CS4620 PA6 Animation

Out: Friday November 13, 2015

Due: Friday November 20, 2015 at 11:59pm

Written Problem 1 - Interpolating in 2D

Below are pictures of a square object (rotated by 45 degrees and with its edges marked so you can tell them apart) under three pairs of linear transformations. Each small cell has size 0.5 (e.g. both vertical and horizontal coordinates range from -1.5 to 1.5).
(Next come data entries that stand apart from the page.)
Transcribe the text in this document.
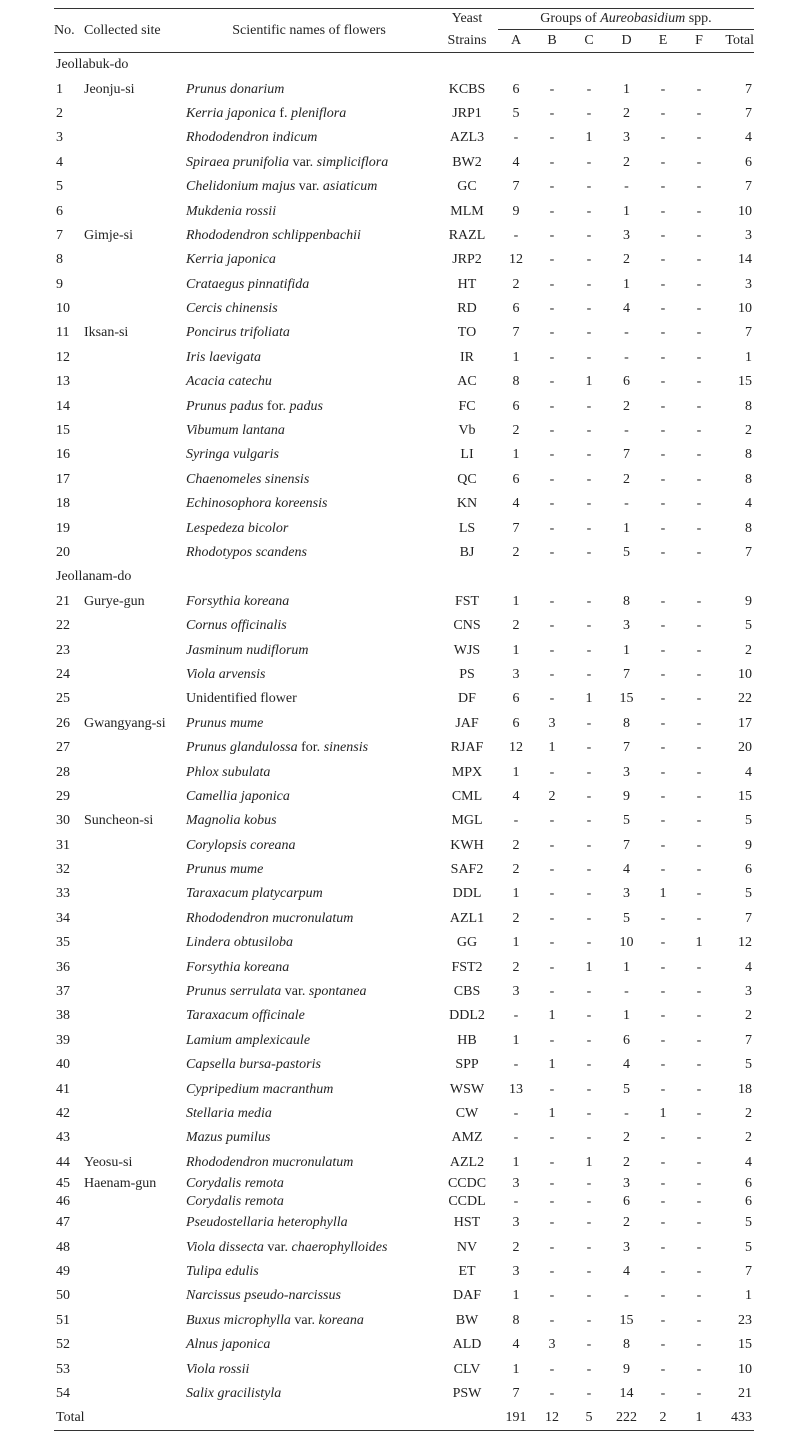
No.	Collected site	Scientific names of flowers	Yeast	Groups of Aureobasidium spp.						
			Strains	A	B	C	D	E	F	Total
Jeollabuk-do										
1	Jeonju-si	Prunus donarium	KCBS	6	-	-	1	-	-	7
2		Kerria japonica f. pleniflora	JRP1	5	-	-	2	-	-	7
3		Rhododendron indicum	AZL3	-	-	1	3	-	-	4
4		Spiraea prunifolia var. simpliciflora	BW2	4	-	-	2	-	-	6
5		Chelidonium majus var. asiaticum	GC	7	-	-	-	-	-	7
6		Mukdenia rossii	MLM	9	-	-	1	-	-	10
7	Gimje-si	Rhododendron schlippenbachii	RAZL	-	-	-	3	-	-	3
8		Kerria japonica	JRP2	12	-	-	2	-	-	14
9		Crataegus pinnatifida	HT	2	-	-	1	-	-	3
10		Cercis chinensis	RD	6	-	-	4	-	-	10
11	Iksan-si	Poncirus trifoliata	TO	7	-	-	-	-	-	7
12		Iris laevigata	IR	1	-	-	-	-	-	1
13		Acacia catechu	AC	8	-	1	6	-	-	15
14		Prunus padus for. padus	FC	6	-	-	2	-	-	8
15		Vibumum lantana	Vb	2	-	-	-	-	-	2
16		Syringa vulgaris	LI	1	-	-	7	-	-	8
17		Chaenomeles sinensis	QC	6	-	-	2	-	-	8
18		Echinosophora koreensis	KN	4	-	-	-	-	-	4
19		Lespedeza bicolor	LS	7	-	-	1	-	-	8
20		Rhodotypos scandens	BJ	2	-	-	5	-	-	7
Jeollanam-do										
21	Gurye-gun	Forsythia koreana	FST	1	-	-	8	-	-	9
22		Cornus officinalis	CNS	2	-	-	3	-	-	5
23		Jasminum nudiflorum	WJS	1	-	-	1	-	-	2
24		Viola arvensis	PS	3	-	-	7	-	-	10
25		Unidentified flower	DF	6	-	1	15	-	-	22
26	Gwangyang-si	Prunus mume	JAF	6	3	-	8	-	-	17
27		Prunus glandulossa for. sinensis	RJAF	12	1	-	7	-	-	20
28		Phlox subulata	MPX	1	-	-	3	-	-	4
29		Camellia japonica	CML	4	2	-	9	-	-	15
30	Suncheon-si	Magnolia kobus	MGL	-	-	-	5	-	-	5
31		Corylopsis coreana	KWH	2	-	-	7	-	-	9
32		Prunus mume	SAF2	2	-	-	4	-	-	6
33		Taraxacum platycarpum	DDL	1	-	-	3	1	-	5
34		Rhododendron mucronulatum	AZL1	2	-	-	5	-	-	7
35		Lindera obtusiloba	GG	1	-	-	10	-	1	12
36		Forsythia koreana	FST2	2	-	1	1	-	-	4
37		Prunus serrulata var. spontanea	CBS	3	-	-	-	-	-	3
38		Taraxacum officinale	DDL2	-	1	-	1	-	-	2
39		Lamium amplexicaule	HB	1	-	-	6	-	-	7
40		Capsella bursa-pastoris	SPP	-	1	-	4	-	-	5
41		Cypripedium macranthum	WSW	13	-	-	5	-	-	18
42		Stellaria media	CW	-	1	-	-	1	-	2
43		Mazus pumilus	AMZ	-	-	-	2	-	-	2
44	Yeosu-si	Rhododendron mucronulatum	AZL2	1	-	1	2	-	-	4
45	Haenam-gun	Corydalis remota	CCDC	3	-	-	3	-	-	6
46		Corydalis remota	CCDL	-	-	-	6	-	-	6
47		Pseudostellaria heterophylla	HST	3	-	-	2	-	-	5
48		Viola dissecta var. chaerophylloides	NV	2	-	-	3	-	-	5
49		Tulipa edulis	ET	3	-	-	4	-	-	7
50		Narcissus pseudo-narcissus	DAF	1	-	-	-	-	-	1
51		Buxus microphylla var. koreana	BW	8	-	-	15	-	-	23
52		Alnus japonica	ALD	4	3	-	8	-	-	15
53		Viola rossii	CLV	1	-	-	9	-	-	10
54		Salix gracilistyla	PSW	7	-	-	14	-	-	21
Total				191	12	5	222	2	1	433
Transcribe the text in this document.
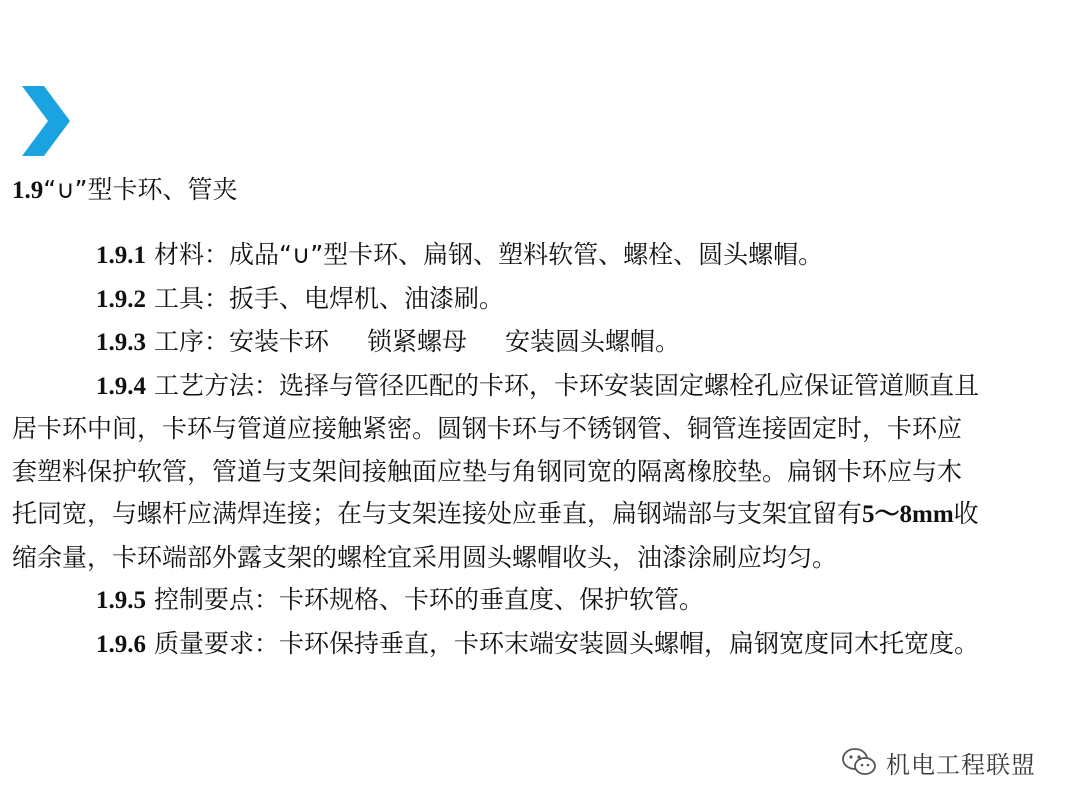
1.9“∪”型卡环、管夹

1.9.1 材料：成品“∪”型卡环、扁钢、塑料软管、螺栓、圆头螺帽。

1.9.2 工具：扳手、电焊机、油漆刷。

1.9.3 工序：安装卡环 锁紧螺母 安装圆头螺帽。

1.9.4 工艺方法：选择与管径匹配的卡环，卡环安装固定螺栓孔应保证管道顺直且
居卡环中间，卡环与管道应接触紧密。圆钢卡环与不锈钢管、铜管连接固定时，卡环应
套塑料保护软管，管道与支架间接触面应垫与角钢同宽的隔离橡胶垫。扁钢卡环应与木
托同宽，与螺杆应满焊连接；在与支架连接处应垂直，扁钢端部与支架宜留有5～8mm收
缩余量，卡环端部外露支架的螺栓宜采用圆头螺帽收头，油漆涂刷应均匀。

1.9.5 控制要点：卡环规格、卡环的垂直度、保护软管。

1.9.6 质量要求：卡环保持垂直，卡环末端安装圆头螺帽，扁钢宽度同木托宽度。

机电工程联盟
For each pair (keeping in mind that transformations are with respect to initial figure):
  1. Write the 2x2 transformation matrices for each pose; call them $M_{0}$ and $M_{1}$.
  2. Write the matrix $M_{0.5}^{\text{lin}}$ by linearly interpolating elementwise halfway between $M_0$ and $M_1$.
  3. Write each of these two poses in the form $M_i = R_iS_i$, where $R_i$ is a rotation and $S_i$ is a symmetric matrix with positive entries on the diagonal.
  4. Use this decomposition to interpolate a matrix $M_{0.5}^{\text{pol}}$ that is halfway between $M_0$ and $M_1$.
  5. Draw the two intermediate states of the object (you can export a PDF and draw on it if you want).
a6anim_fig.png

Written Problem 2 - Interpolating 3D Rotations

Be sure to use the egl.math.Quat class to convert between quaternions and rotation matrices.
  1. Write down the quaternion $q_1$ that corresponds to the identity rotation and the quaternion $q_2$ that corresponds to a rotation of 180 degrees around the y axis.
  2. Using the formula for spherical linear interpolation, generate the quaternion $q_3$ that is one-sixth of the way from $q_1$ to $q_2$. What are the axis and angle of the rotation $q_3$ represents?
  3. Convert $q_3$ to a 3x3 rotation matrix $M(q_3)$. Verify that starting with the identity and applying this matrix 6 times results in the rotation corresponding to $q_2$.